Mas a noite de Ano Novo marca também o fim do período de uma semana em que tudo foi permitido, já que da casa da família esteve ausente o deus do fogão, a mais importante divindade da casa que nos últimos dias do ano velho sobe aos céus para entregar ao Imperador de Jade o relatório daquela família.
«Uma semana antes do Ano Novo, há um jantar de família conhecido como o 'pequeno Ano Novo', num dia dedicado a este deus do fogão, um deus lar, cuja figura ou nome está atrás do local onde se cozinha e que ao longo do ano toma conta da família e sabe sempre tudo o que se passa», começa por contar Fernando Sales Lopes, residente em Macau desde 1986, licenciado em História e Mestre em Relações Interculturais.
A noite que marca a saída da divindade da casa das famílias até ao primeiro dia do Ano Novo, é «bem nutrida» e «bem bebida», mas há pequenos detalhes que ninguém pode esquecer, acrescentou.
«Não só é importante alimentar bem o deus do fogão com muitas iguarias da época, como se deve passar mel na placa ou no boneco da divindade para ele ir com umas palavras mais doces. Deve dar-se também muita aguardente porque, se for 'com os copos', o imperador de Jade acaba por não perceber nada do que ele diz, ou então, como tem muito mel, só diz as coisas boas e não diz as coisas más», conta.
Todo o jantar e a satisfação do deus do fogão visa apenas manter a harmonia daquela família com o Imperador de Jade, augurando boa fortuna no ano que está para chegar, e marca o início da última semana do ano em que tudo, ou quase tudo -- que, por vezes, inclui alguns excessos -, é permitido, porque não há ninguém a vigiar os elementos da família até ao regresso do deus do fogão.

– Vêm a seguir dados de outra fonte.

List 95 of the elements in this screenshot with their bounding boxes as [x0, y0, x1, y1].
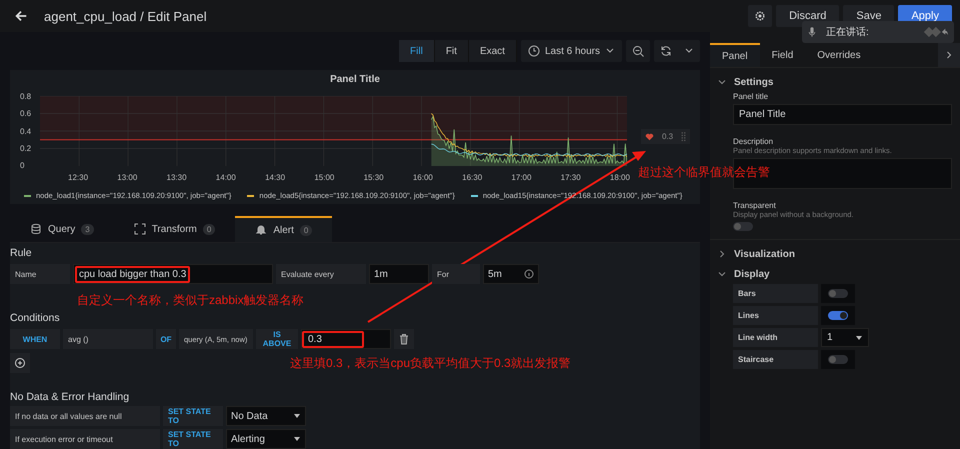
reducer-selector[interactable]: avg (): [63, 329, 153, 349]
settings-button[interactable]: [748, 5, 772, 27]
x-axis-label: 17:30: [560, 173, 581, 182]
toggle-switch[interactable]: [828, 355, 848, 364]
for-field[interactable]: 5m: [483, 264, 539, 284]
threshold-handle[interactable]: 0.3: [641, 129, 690, 144]
x-axis-label: 17:00: [511, 173, 532, 182]
annotation-text: 这里填0.3，表示当cpu负载平均值大于0.3就出发报警: [290, 355, 571, 372]
field-label: If no data or all values are null: [10, 406, 160, 426]
options-tab[interactable]: Panel: [710, 43, 760, 67]
field-label: Name: [10, 264, 70, 284]
evaluate-field[interactable]: 1m: [369, 264, 429, 284]
caret-icon: [855, 334, 863, 340]
field-label: If execution error or timeout: [10, 429, 160, 449]
panel-title: Panel Title: [329, 74, 381, 87]
toggle-switch[interactable]: [828, 289, 848, 298]
time-range-picker[interactable]: Last 6 hours: [520, 40, 622, 62]
section-heading: No Data & Error Handling: [10, 391, 130, 403]
trash-icon: [398, 333, 410, 345]
transform-icon: [134, 223, 146, 236]
y-axis-label: 0.4: [20, 126, 32, 136]
keyword-label: SET STATE TO: [163, 406, 223, 426]
plus-icon: [14, 357, 26, 369]
editor-tab[interactable]: Transform 0: [114, 216, 236, 242]
x-axis-label: 14:30: [265, 173, 286, 182]
caret-icon: [293, 436, 301, 442]
x-axis-label: 13:00: [117, 173, 138, 182]
option-label: Staircase: [733, 350, 818, 369]
zoom-out-icon: [632, 45, 644, 57]
threshold-field[interactable]: 0.3: [301, 329, 391, 349]
x-axis-label: 16:30: [462, 173, 482, 182]
section-header[interactable]: Display: [718, 264, 770, 284]
add-condition-button[interactable]: [10, 353, 30, 373]
view-mode-button[interactable]: Fill: [399, 40, 435, 62]
option-label: Line width: [733, 328, 818, 347]
voice-status: 正在讲话:: [826, 26, 869, 39]
back-icon[interactable]: [14, 9, 28, 23]
x-axis-label: 18:00: [610, 173, 630, 182]
microphone-icon: [808, 26, 816, 38]
view-mode-button[interactable]: Fit: [434, 40, 469, 62]
chevron-right-icon: [944, 50, 954, 60]
toggle-switch[interactable]: [828, 311, 848, 320]
option-label: Lines: [733, 306, 818, 325]
option-label: Transparent: [733, 201, 777, 210]
state-dropdown[interactable]: No Data: [226, 406, 306, 426]
clock-icon: [528, 45, 540, 57]
editor-tab[interactable]: Alert 0: [235, 216, 332, 242]
option-label: Description: [733, 137, 774, 146]
drag-handle-icon: [681, 132, 686, 142]
options-tab[interactable]: Field: [760, 43, 806, 67]
state-dropdown[interactable]: Alerting: [226, 429, 306, 449]
caret-icon: [293, 413, 301, 419]
refresh-icon: [660, 45, 672, 57]
section-header[interactable]: Settings: [718, 72, 774, 92]
line-width-dropdown[interactable]: 1: [821, 328, 869, 347]
panel-title-field[interactable]: Panel Title: [733, 104, 952, 125]
keyword-label: WHEN: [10, 329, 60, 349]
info-icon: [524, 269, 534, 279]
highlighted-value: 0.3: [302, 330, 364, 348]
annotation-text: 超过这个临界值就会告警: [638, 164, 770, 181]
options-tab[interactable]: Overrides: [805, 43, 873, 67]
section-header[interactable]: Visualization: [718, 244, 795, 264]
x-axis-label: 16:00: [412, 173, 433, 182]
y-axis-label: 0.8: [20, 92, 32, 101]
x-axis-label: 15:30: [364, 173, 384, 182]
bell-icon: [255, 224, 268, 236]
zoom-out-button[interactable]: [626, 40, 650, 62]
toggle-switch[interactable]: [733, 222, 753, 231]
x-axis-label: 15:00: [314, 173, 334, 182]
x-axis-label: 14:00: [216, 173, 236, 182]
section-heading: Rule: [10, 247, 33, 259]
page-title: agent_cpu_load / Edit Panel: [44, 8, 207, 24]
delete-button[interactable]: [394, 329, 414, 349]
x-axis-label: 13:30: [166, 173, 187, 182]
annotation-text: 自定义一个名称，类似于zabbix触发器名称: [77, 292, 305, 306]
highlighted-value: cpu load bigger than 0.3: [75, 266, 190, 282]
evaluator-selector[interactable]: IS ABOVE: [256, 329, 298, 349]
option-label: Bars: [733, 284, 818, 303]
reply-icon[interactable]: [922, 26, 948, 38]
keyword-label: SET STATE TO: [163, 429, 223, 449]
x-axis-label: 12:30: [68, 173, 88, 182]
settings-icon: [754, 10, 766, 22]
field-label: For: [432, 264, 480, 284]
option-label: Panel title: [733, 92, 770, 101]
editor-tab[interactable]: Query 3: [10, 216, 114, 242]
heart-icon: [645, 132, 654, 140]
field-label: Evaluate every: [276, 264, 366, 284]
keyword-label: OF: [156, 329, 176, 349]
y-axis-label: 0.6: [20, 109, 32, 118]
y-axis-label: 0.2: [20, 144, 32, 153]
section-heading: Conditions: [10, 312, 61, 324]
database-icon: [30, 223, 42, 236]
y-axis-label: 0: [20, 161, 24, 170]
name-field[interactable]: cpu load bigger than 0.3: [73, 264, 273, 284]
view-mode-button[interactable]: Exact: [468, 40, 517, 62]
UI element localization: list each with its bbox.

»Todos percebemos que, nesta última semana, há muito mais movimento, porque as famílias estão a preparar a entrada do Ano Novo, mas também estão libertas do olhar do deus do fogão e por isso podem fazer tudo, brincar com tudo até à noite de Ano Novo, altura em que a divindade volta ao seu lugar na casa e vai cumprir mais um ano de vigilância de todos os membros da família».
A azáfama do Novo Ano inclui muitas tradições e superstições, como roupa interior nova, mudança de móveis velhos, limpeza da casa e substituição das figuras dos deuses, saldar as contas e vender o mais possível dos artigos em armazém, no caso dos comerciantes.
Mas é também nesta altura que, por tradição, os barcos de pesca voltam ao porto Interior e, engalanados e alinhados, dão nova vida ao local, embora na atualidade aquele porto de abrigo não receba tantos navios como antigamente.
Os pescadores deslocam-se a terra, principalmente ao templo de A-Má, a deusa dos navegantes, para agradecer a safra do ano que terminou e pedir proteção para o ano que se inicia.